To cure it from this situation EPFO has been permitted to invest in equity and equity linked instruments up to 15% of its collected fund. Permission has been granted since August 2015. EPFO is currently investing only 5% of its fund in equity. 5% of the Employees provident fund is equivalent to the amount of Rs. 7,500 crore. Till now this investment has been generated up to 12% return of approximately 12%, disclosed by the labor secretary.
Remaining 95% fund has been invested in Government securities and generated the return of about 7.5% to 8%..If capital market is giving such a good return to the Employees Provident Funds, this will help in increase the return to the employees.
EPFO is long term investment fund this feature of EPFO yield better return by investing in equity. In long-term equity is the surest way to beat the inflation and give better return.But Investors of the EPFO are worrying about the decision of investing in capital market because it is a general tendency that equity is more volatile market and there is a high risk in investing in capital market.

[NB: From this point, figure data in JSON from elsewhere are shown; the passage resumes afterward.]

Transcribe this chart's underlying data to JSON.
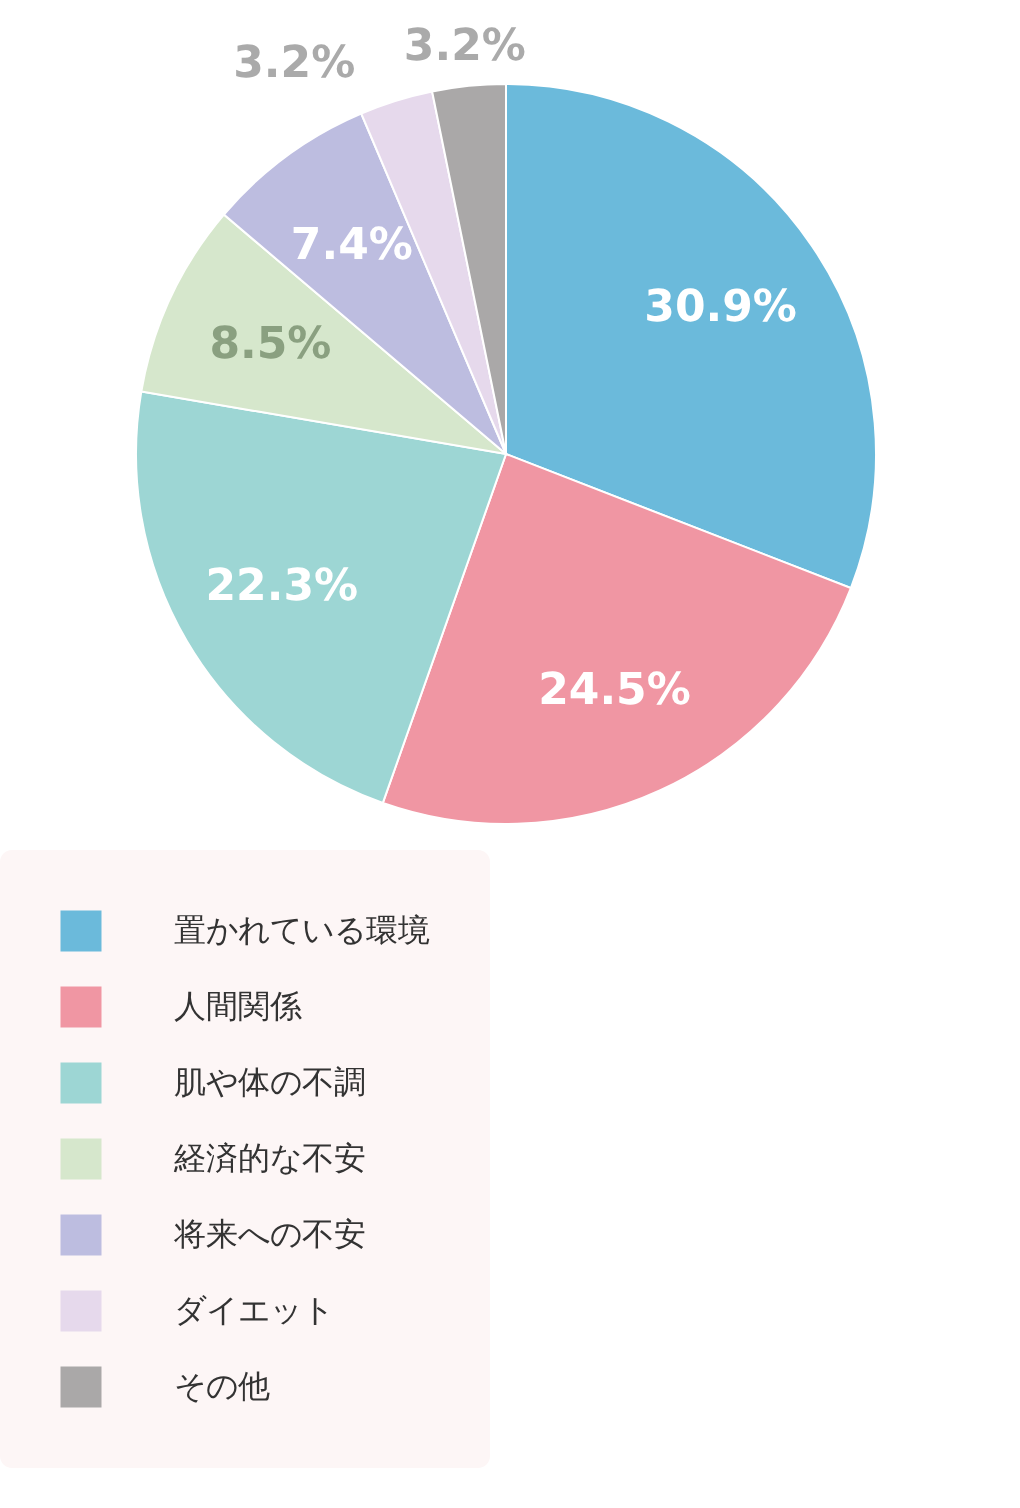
{
  "chart_data": {
    "type": "pie",
    "categories": [
      "置かれている環境",
      "人間関係",
      "肌や体の不調",
      "経済的な不安",
      "将来への不安",
      "ダイエット",
      "その他"
    ],
    "values": [
      30.9,
      24.5,
      22.3,
      8.5,
      7.4,
      3.2,
      3.2
    ],
    "colors": [
      "#6bbadb",
      "#f096a3",
      "#9dd6d4",
      "#d6e7cc",
      "#bdbde0",
      "#e6d9ec",
      "#aaa8a8"
    ],
    "value_labels": [
      "30.9%",
      "24.5%",
      "22.3%",
      "8.5%",
      "7.4%",
      "3.2%",
      "3.2%"
    ],
    "legend": "bottom"
  }
}
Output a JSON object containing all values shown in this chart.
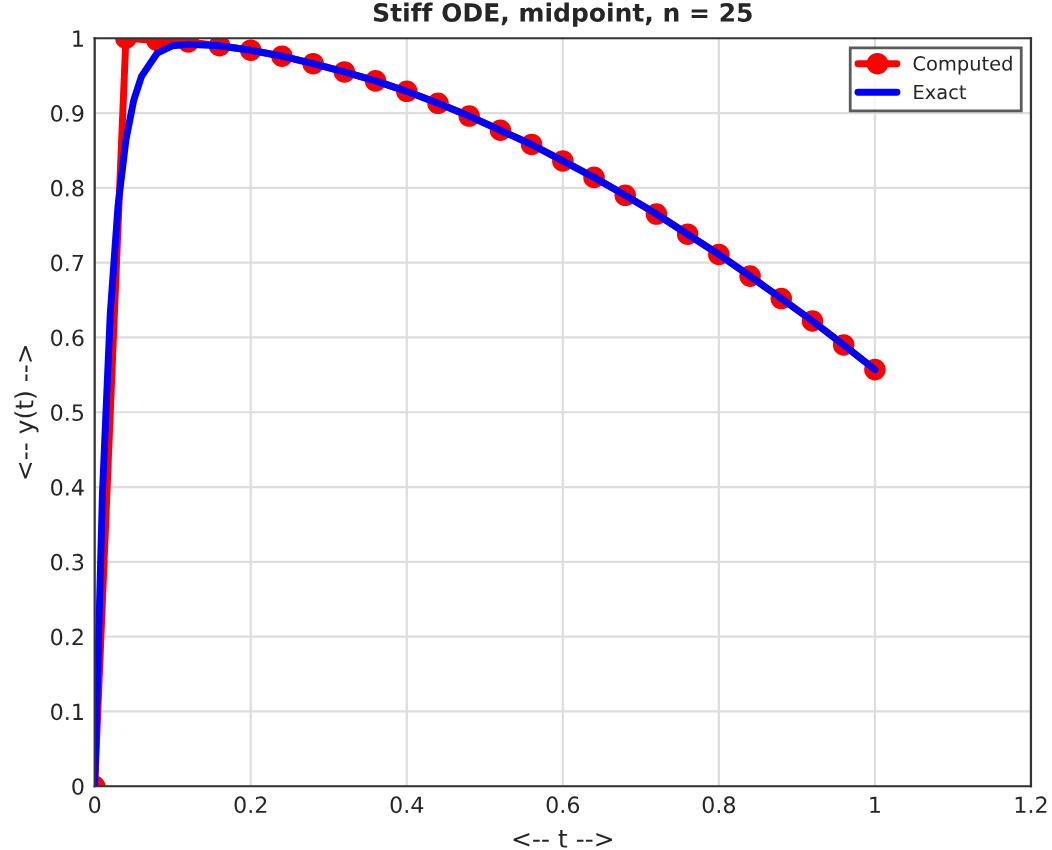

Data shows that the average inflation last year was 5.05% and Employees Provident Fund is a long-term investment instrument so it averages out the cycle of high and low inflation and gives better return.To earn more than the average return equity should be a part of almost every long-term investment. And Employee Provident Fund is a long-term investment avenue.
As of now Equity to debt portion of Employees Provident Fund is 10:90, and Employee Provident Fund is investing only 5% of its fund. In future this percentage can vary up to 15%. But to increase the equity base more than the range of 5% to 15% will not be the good idea. This will increase the risk to the fund.
Equity and debt cover the negativity of each other so it is better combination for every long-term investment avenues. The reason is Debt fund and interest rates are negatively correlated to each other, so when interest fall equity performs well and cover the loss portion of Debt fund and vice-versa. Pension funds also invest in the combination of equity and debt.